Au vu de ce rapport et sur le fondement juridique selon lequel « nul ne doit causer à autrui de trouble anormal de voisinage », le Tribunal a condamné le propriétaire des équipements litigieux à indemniser les voisins victimes de ces nuisances. Il l’a fait à hauteur de 19 000 euros pour les préjudices subis, outre le remboursement des dépens d’un montant de 9 649,44 euros dont le rapport d’expertise, soit plus de 28 000 euros au total.

Ce jugement, commenté et reproduit en texte intégral ci-dessous, est riche d’enseignements. Mettant en avant la force probante de l’expertise judiciaire dans le domaine de l’acoustique, il permet de comprendre aussi comment cette expertise peut amener le défendeur à mettre fin au désordre avant même le procès au fond. Il retient enfin que le responsable des nuisances ne saurait valablement appeler en garantie son vendeur sans démontrer l’intention dolosive.

I. Présentation de l’affaire.

1°. Faits.

Les demandeurs avaient acquis, en 1979, une maison individuelle avec jardin.

En 2016, suite au changement de propriétaires de la maison adjacente, non mitoyenne, les demandeurs ont commencé à subir des troubles liés au fonctionnement de deux climatiseurs, de la VMC et de la pompe à chaleur de la piscine, situés à l’extérieur du domicile voisin.

Ces nuisances se traduisaient par des bruits de moteurs et de compresseurs.

2°. Procédure.

Pour faire cesser les troubles dont ils s’estimaient victimes, les propriétaires avaient sollicité du Président du Tribunal de Grande Instance de Créteil (devenu Tribunal judiciaire de Créteil) la désignation d’un Expert judiciaire aux fins d’établir la réalité et l’intensité des nuisances acoustiques résultant de ces équipements.

Le Président du Tribunal avait, par ordonnance en date du 28 février 2017, fait droit à cette demande.

A la suite de sa mission, l’Expert judiciaire avait, le 18 décembre 2018, déposé son rapport définitif.

Il ressortait de ce rapport que

« les nuisances sonores alléguées [étaient] vérifiées dans le jardin, sur la terrasse en limite de propriété par des émergences sonores globales respectives de 5 dB(A) (en régime forcé négatif froid) et de 10,5 dB(A) (en régime forcé positif chaud) qui [étaient] supérieures aux tolérances du décret n°2006-1099 du 31 août (3dB(A) en période diurne et nocturne) ».
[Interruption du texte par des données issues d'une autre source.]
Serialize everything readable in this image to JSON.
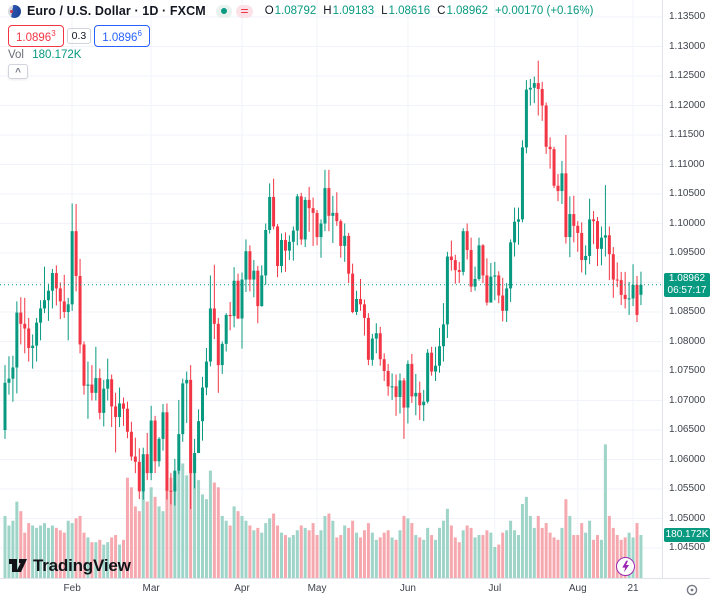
{
  "header": {
    "symbol_title": "Euro / U.S. Dollar · 1D · FXCM",
    "ohlc": {
      "o_label": "O",
      "o_value": "1.08792",
      "h_label": "H",
      "h_value": "1.09183",
      "l_label": "L",
      "l_value": "1.08616",
      "c_label": "C",
      "c_value": "1.08962",
      "change": "+0.00170 (+0.16%)"
    },
    "bid": "1.0896",
    "bid_sup": "3",
    "spread": "0.3",
    "ask": "1.0896",
    "ask_sup": "6",
    "vol_label": "Vol",
    "vol_value": "180.172K",
    "collapse_glyph": "^"
  },
  "price_axis": {
    "current_price": "1.08962",
    "countdown": "06:57:17",
    "volume_label": "180.172K"
  },
  "watermark_text": "TradingView",
  "colors": {
    "up": "#089981",
    "down": "#f23645",
    "volume_up": "#9fd4c8",
    "volume_down": "#f6a8af",
    "grid": "#f0f3fa",
    "last_price_line": "#089981",
    "bid": "#f23645",
    "ask": "#2962ff",
    "axis_text": "#3e434d",
    "lightning": "#9c27b0"
  },
  "chart_data": {
    "type": "candlestick+volume",
    "title": "Euro / U.S. Dollar · 1D · FXCM",
    "grid": true,
    "legend": "none",
    "ylim": [
      1.0435,
      1.1375
    ],
    "y_ticks": [
      "1.13500",
      "1.13000",
      "1.12500",
      "1.12000",
      "1.11500",
      "1.11000",
      "1.10500",
      "1.10000",
      "1.09500",
      "1.09000",
      "1.08500",
      "1.08000",
      "1.07500",
      "1.07000",
      "1.06500",
      "1.06000",
      "1.05500",
      "1.05000",
      "1.04500"
    ],
    "x_ticks": [
      {
        "label": "Feb",
        "index": 17
      },
      {
        "label": "Mar",
        "index": 37
      },
      {
        "label": "Apr",
        "index": 60
      },
      {
        "label": "May",
        "index": 79
      },
      {
        "label": "Jun",
        "index": 102
      },
      {
        "label": "Jul",
        "index": 124
      },
      {
        "label": "Aug",
        "index": 145
      },
      {
        "label": "21",
        "index": 159
      }
    ],
    "last_price": 1.08962,
    "volume_k_last": 180.172,
    "candles_format": [
      "open",
      "high",
      "low",
      "close",
      "volume_k"
    ],
    "candles": [
      [
        1.065,
        1.076,
        1.0635,
        1.073,
        260
      ],
      [
        1.073,
        1.0775,
        1.071,
        1.0737,
        220
      ],
      [
        1.0737,
        1.0776,
        1.0698,
        1.0756,
        240
      ],
      [
        1.0756,
        1.0868,
        1.0712,
        1.0849,
        320
      ],
      [
        1.0849,
        1.0875,
        1.0795,
        1.083,
        280
      ],
      [
        1.083,
        1.0874,
        1.078,
        1.0822,
        190
      ],
      [
        1.0822,
        1.084,
        1.0766,
        1.0789,
        230
      ],
      [
        1.0789,
        1.0812,
        1.0754,
        1.0793,
        220
      ],
      [
        1.0793,
        1.084,
        1.0766,
        1.0832,
        210
      ],
      [
        1.0832,
        1.087,
        1.0802,
        1.0856,
        220
      ],
      [
        1.0856,
        1.0927,
        1.0848,
        1.087,
        230
      ],
      [
        1.087,
        1.0898,
        1.0835,
        1.0886,
        210
      ],
      [
        1.0886,
        1.0923,
        1.0856,
        1.0916,
        220
      ],
      [
        1.0916,
        1.0929,
        1.0861,
        1.089,
        210
      ],
      [
        1.089,
        1.09,
        1.0838,
        1.0868,
        200
      ],
      [
        1.0868,
        1.0913,
        1.084,
        1.085,
        190
      ],
      [
        1.085,
        1.0874,
        1.0802,
        1.0863,
        240
      ],
      [
        1.0863,
        1.1034,
        1.0852,
        1.0987,
        230
      ],
      [
        1.0987,
        1.1033,
        1.0885,
        1.0911,
        250
      ],
      [
        1.0911,
        1.094,
        1.078,
        1.0795,
        260
      ],
      [
        1.0795,
        1.08,
        1.071,
        1.0725,
        190
      ],
      [
        1.0725,
        1.0766,
        1.0669,
        1.0727,
        170
      ],
      [
        1.0727,
        1.076,
        1.07,
        1.0713,
        150
      ],
      [
        1.0713,
        1.0791,
        1.07,
        1.0738,
        150
      ],
      [
        1.0738,
        1.0754,
        1.0668,
        1.0679,
        160
      ],
      [
        1.0679,
        1.0735,
        1.0656,
        1.072,
        140
      ],
      [
        1.072,
        1.0771,
        1.07,
        1.0736,
        150
      ],
      [
        1.0736,
        1.0744,
        1.0655,
        1.069,
        170
      ],
      [
        1.069,
        1.0713,
        1.0612,
        1.0672,
        180
      ],
      [
        1.0672,
        1.0722,
        1.0655,
        1.0695,
        140
      ],
      [
        1.0695,
        1.0705,
        1.0657,
        1.0686,
        160
      ],
      [
        1.0686,
        1.0698,
        1.0636,
        1.0647,
        420
      ],
      [
        1.0647,
        1.0664,
        1.0598,
        1.0605,
        380
      ],
      [
        1.0605,
        1.0637,
        1.0577,
        1.0596,
        300
      ],
      [
        1.0596,
        1.0619,
        1.0533,
        1.0546,
        280
      ],
      [
        1.0546,
        1.062,
        1.0532,
        1.0609,
        460
      ],
      [
        1.0609,
        1.0645,
        1.0565,
        1.0577,
        320
      ],
      [
        1.0577,
        1.0691,
        1.0565,
        1.0666,
        380
      ],
      [
        1.0666,
        1.0674,
        1.0577,
        1.0597,
        340
      ],
      [
        1.0597,
        1.0638,
        1.0588,
        1.0635,
        300
      ],
      [
        1.0635,
        1.0694,
        1.0615,
        1.068,
        280
      ],
      [
        1.068,
        1.0695,
        1.0532,
        1.0547,
        520
      ],
      [
        1.0547,
        1.0577,
        1.0524,
        1.0546,
        420
      ],
      [
        1.0546,
        1.0601,
        1.0522,
        1.0581,
        390
      ],
      [
        1.0581,
        1.0701,
        1.0575,
        1.0643,
        450
      ],
      [
        1.0643,
        1.0737,
        1.063,
        1.0729,
        480
      ],
      [
        1.0729,
        1.0749,
        1.0662,
        1.0735,
        430
      ],
      [
        1.0735,
        1.076,
        1.0516,
        1.0577,
        620
      ],
      [
        1.0577,
        1.0635,
        1.0551,
        1.0611,
        500
      ],
      [
        1.0611,
        1.0685,
        1.0611,
        1.0665,
        410
      ],
      [
        1.0665,
        1.074,
        1.0632,
        1.0722,
        350
      ],
      [
        1.0722,
        1.0789,
        1.0709,
        1.0766,
        330
      ],
      [
        1.0766,
        1.0912,
        1.0758,
        1.0856,
        450
      ],
      [
        1.0856,
        1.093,
        1.0804,
        1.083,
        400
      ],
      [
        1.083,
        1.084,
        1.0713,
        1.076,
        380
      ],
      [
        1.076,
        1.08,
        1.0745,
        1.0796,
        260
      ],
      [
        1.0796,
        1.0848,
        1.0783,
        1.0845,
        240
      ],
      [
        1.0845,
        1.0867,
        1.0819,
        1.0843,
        220
      ],
      [
        1.0843,
        1.0926,
        1.0824,
        1.0903,
        300
      ],
      [
        1.0903,
        1.0915,
        1.0838,
        1.0839,
        280
      ],
      [
        1.0839,
        1.0917,
        1.0788,
        1.0905,
        260
      ],
      [
        1.0905,
        1.0973,
        1.0884,
        1.0953,
        240
      ],
      [
        1.0953,
        1.0963,
        1.0885,
        1.0905,
        220
      ],
      [
        1.0905,
        1.0938,
        1.0875,
        1.092,
        200
      ],
      [
        1.092,
        1.0928,
        1.0831,
        1.086,
        210
      ],
      [
        1.086,
        1.0929,
        1.0859,
        1.0912,
        190
      ],
      [
        1.0912,
        1.1,
        1.0896,
        1.0989,
        230
      ],
      [
        1.0989,
        1.1068,
        1.0983,
        1.1045,
        250
      ],
      [
        1.1045,
        1.1076,
        1.099,
        1.0995,
        270
      ],
      [
        1.0995,
        1.0999,
        1.0909,
        1.0928,
        220
      ],
      [
        1.0928,
        1.0983,
        1.0917,
        1.0972,
        190
      ],
      [
        1.0972,
        1.0985,
        1.0918,
        1.0954,
        180
      ],
      [
        1.0954,
        1.098,
        1.0938,
        1.0969,
        170
      ],
      [
        1.0969,
        1.0995,
        1.0937,
        1.0988,
        180
      ],
      [
        1.0988,
        1.105,
        1.0963,
        1.1046,
        200
      ],
      [
        1.1046,
        1.1052,
        1.0964,
        1.0973,
        220
      ],
      [
        1.0973,
        1.1045,
        1.096,
        1.104,
        210
      ],
      [
        1.104,
        1.1062,
        1.0986,
        1.1026,
        200
      ],
      [
        1.1026,
        1.1044,
        1.0962,
        1.1018,
        230
      ],
      [
        1.1018,
        1.1023,
        1.0963,
        1.0977,
        180
      ],
      [
        1.0977,
        1.1007,
        1.0942,
        1.1,
        200
      ],
      [
        1.1,
        1.1091,
        1.0987,
        1.106,
        260
      ],
      [
        1.106,
        1.1091,
        1.0987,
        1.1013,
        270
      ],
      [
        1.1013,
        1.1047,
        1.0967,
        1.1018,
        240
      ],
      [
        1.1018,
        1.1053,
        1.0996,
        1.1004,
        170
      ],
      [
        1.1004,
        1.1007,
        1.0942,
        1.0962,
        180
      ],
      [
        1.0962,
        1.1,
        1.0935,
        1.0979,
        220
      ],
      [
        1.0979,
        1.0984,
        1.0899,
        1.0915,
        210
      ],
      [
        1.0915,
        1.0932,
        1.0848,
        1.085,
        240
      ],
      [
        1.085,
        1.0886,
        1.0845,
        1.0872,
        190
      ],
      [
        1.0872,
        1.0906,
        1.0852,
        1.0863,
        170
      ],
      [
        1.0863,
        1.0871,
        1.081,
        1.084,
        200
      ],
      [
        1.084,
        1.0848,
        1.076,
        1.0769,
        230
      ],
      [
        1.0769,
        1.0813,
        1.0759,
        1.0805,
        190
      ],
      [
        1.0805,
        1.0831,
        1.078,
        1.0814,
        160
      ],
      [
        1.0814,
        1.0825,
        1.0759,
        1.077,
        170
      ],
      [
        1.077,
        1.078,
        1.0733,
        1.075,
        190
      ],
      [
        1.075,
        1.0762,
        1.0708,
        1.0724,
        200
      ],
      [
        1.0724,
        1.0746,
        1.0701,
        1.0724,
        170
      ],
      [
        1.0724,
        1.0744,
        1.0674,
        1.0706,
        160
      ],
      [
        1.0706,
        1.0746,
        1.0678,
        1.0734,
        200
      ],
      [
        1.0734,
        1.0738,
        1.0635,
        1.0688,
        260
      ],
      [
        1.0688,
        1.0768,
        1.0661,
        1.0762,
        250
      ],
      [
        1.0762,
        1.0779,
        1.0696,
        1.0707,
        230
      ],
      [
        1.0707,
        1.0745,
        1.0675,
        1.0713,
        180
      ],
      [
        1.0713,
        1.0732,
        1.0667,
        1.0692,
        170
      ],
      [
        1.0692,
        1.0718,
        1.0665,
        1.0698,
        160
      ],
      [
        1.0698,
        1.0787,
        1.0695,
        1.0781,
        210
      ],
      [
        1.0781,
        1.0791,
        1.0742,
        1.0749,
        180
      ],
      [
        1.0749,
        1.0791,
        1.0733,
        1.0759,
        160
      ],
      [
        1.0759,
        1.0823,
        1.0747,
        1.0792,
        210
      ],
      [
        1.0792,
        1.0865,
        1.0766,
        1.0829,
        240
      ],
      [
        1.0829,
        1.0952,
        1.0806,
        1.0944,
        290
      ],
      [
        1.0944,
        1.0971,
        1.092,
        1.0938,
        220
      ],
      [
        1.0938,
        1.0947,
        1.0898,
        1.0921,
        170
      ],
      [
        1.0921,
        1.0935,
        1.0899,
        1.0918,
        150
      ],
      [
        1.0918,
        1.0992,
        1.0912,
        1.0987,
        200
      ],
      [
        1.0987,
        1.1,
        1.0939,
        1.0955,
        220
      ],
      [
        1.0955,
        1.0976,
        1.0884,
        1.0893,
        210
      ],
      [
        1.0893,
        1.0927,
        1.0886,
        1.0906,
        170
      ],
      [
        1.0906,
        1.0976,
        1.0903,
        1.0963,
        180
      ],
      [
        1.0963,
        1.0965,
        1.0899,
        1.0912,
        180
      ],
      [
        1.0912,
        1.0941,
        1.0861,
        1.0866,
        200
      ],
      [
        1.0866,
        1.0933,
        1.0866,
        1.091,
        190
      ],
      [
        1.091,
        1.0935,
        1.087,
        1.0912,
        130
      ],
      [
        1.0912,
        1.0919,
        1.0865,
        1.0878,
        140
      ],
      [
        1.0878,
        1.0908,
        1.0834,
        1.0852,
        190
      ],
      [
        1.0852,
        1.0899,
        1.0833,
        1.089,
        200
      ],
      [
        1.089,
        1.0973,
        1.0867,
        1.0968,
        240
      ],
      [
        1.0968,
        1.1027,
        1.0944,
        1.1003,
        200
      ],
      [
        1.1003,
        1.1027,
        1.0964,
        1.1007,
        180
      ],
      [
        1.1007,
        1.1141,
        1.1002,
        1.1129,
        310
      ],
      [
        1.1129,
        1.1243,
        1.1119,
        1.1227,
        340
      ],
      [
        1.1227,
        1.1245,
        1.12,
        1.123,
        260
      ],
      [
        1.123,
        1.1249,
        1.1204,
        1.1238,
        210
      ],
      [
        1.1238,
        1.1276,
        1.1183,
        1.1228,
        260
      ],
      [
        1.1228,
        1.124,
        1.1174,
        1.12,
        210
      ],
      [
        1.12,
        1.1205,
        1.1118,
        1.113,
        230
      ],
      [
        1.113,
        1.1146,
        1.1093,
        1.1126,
        190
      ],
      [
        1.1126,
        1.113,
        1.106,
        1.1064,
        170
      ],
      [
        1.1064,
        1.1084,
        1.1038,
        1.1055,
        160
      ],
      [
        1.1055,
        1.1106,
        1.1033,
        1.1085,
        210
      ],
      [
        1.1085,
        1.115,
        1.0966,
        1.0977,
        330
      ],
      [
        1.0977,
        1.1046,
        1.0943,
        1.1016,
        260
      ],
      [
        1.1016,
        1.1047,
        1.0968,
        1.0996,
        180
      ],
      [
        1.0996,
        1.1004,
        1.0952,
        1.0984,
        180
      ],
      [
        1.0984,
        1.1002,
        1.0917,
        1.0938,
        230
      ],
      [
        1.0938,
        1.0963,
        1.0913,
        1.0945,
        190
      ],
      [
        1.0945,
        1.1042,
        1.0931,
        1.1007,
        240
      ],
      [
        1.1007,
        1.1021,
        1.0965,
        1.1004,
        160
      ],
      [
        1.1004,
        1.1011,
        1.0928,
        1.0957,
        180
      ],
      [
        1.0957,
        1.0995,
        1.0929,
        1.0976,
        160
      ],
      [
        1.0976,
        1.1065,
        1.0944,
        1.098,
        560
      ],
      [
        1.098,
        1.0995,
        1.0904,
        1.0948,
        260
      ],
      [
        1.0948,
        1.096,
        1.0874,
        1.0905,
        210
      ],
      [
        1.0905,
        1.0934,
        1.0892,
        1.0904,
        180
      ],
      [
        1.0904,
        1.0918,
        1.0862,
        1.0879,
        160
      ],
      [
        1.0879,
        1.0918,
        1.0856,
        1.0872,
        170
      ],
      [
        1.0872,
        1.0901,
        1.0845,
        1.0873,
        190
      ],
      [
        1.0873,
        1.0931,
        1.086,
        1.0896,
        170
      ],
      [
        1.0896,
        1.0911,
        1.0833,
        1.0845,
        230
      ],
      [
        1.08792,
        1.09183,
        1.08616,
        1.08962,
        180.172
      ]
    ]
  }
}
Ainsi, l’Expert avait conclu

« qu’en référence au décret n° 2006-1099 du 31 août 2006, le trouble anormal de voisinage lié à la mise en fonctionnement des deux unités de climatisation installées sur le pignon de la propriété [des demandeurs] [était] manifeste de jour comme de nuit ».

A l’inverse, l’Expert n’avait pas constaté de nuisances liées au fonctionnement des climatiseurs depuis l’intérieur de la maison des demandeurs, ou résultant de la VMC et de la pompe à chaleur de la piscine.

Sur le fondement de ce rapport, et de différents constats d’huissier, les plaignants avaient assigné, devant le Tribunal judiciaire de Créteil, statuant au fond, les propriétaires des équipements litigieux (une personne physique et une SCI) et avaient demandé à la juridiction :
1. de condamner les propriétaires à faire réaliser une mesure acoustique de réception des travaux réalisés permettant de prouver que les objectifs prévus par le rapport d’expertise judiciaire avaient bien été atteints ;
2. de les condamner à faire intervenir, à leurs frais, un technicien afin de mettre fin aux nuisances sonores liées au fonctionnement de la VMC ;
3. et de les condamner à 4 000 euros au titre de leur préjudice de santé ;
4. ainsi qu’à 3 000 euros au titre de leur préjudice moral ;
5. 5 118 euros au titre de leur préjudice financier ;
6. 55 682 euros au titre de leur préjudice de jouissance ;
7. 20 642,43 euros au titre de l’article 700 du Code de procédure civile comprenant les frais d’avocat, les frais d’huissier de justice ainsi que les frais liés à l’intervention du BET pour la réalisation de l’étude réparatoire ;
8. et de les condamner à la somme de 9 659,44 euros au titre des dépens comprenant les frais d’expertise judiciaire.

Les défendeurs, quant à eux, concluaient au rejet de ces demandes et sollicitaient la condamnation des demandeurs à leur verser la somme de 8 169 euros au titre des travaux de mise en conformité de leur système de climatisation, 12 000 euros sur le fondement de l’article 700 du code de procédure civile, comprenant notamment les frais d’avocat, ainsi qu’aux dépens.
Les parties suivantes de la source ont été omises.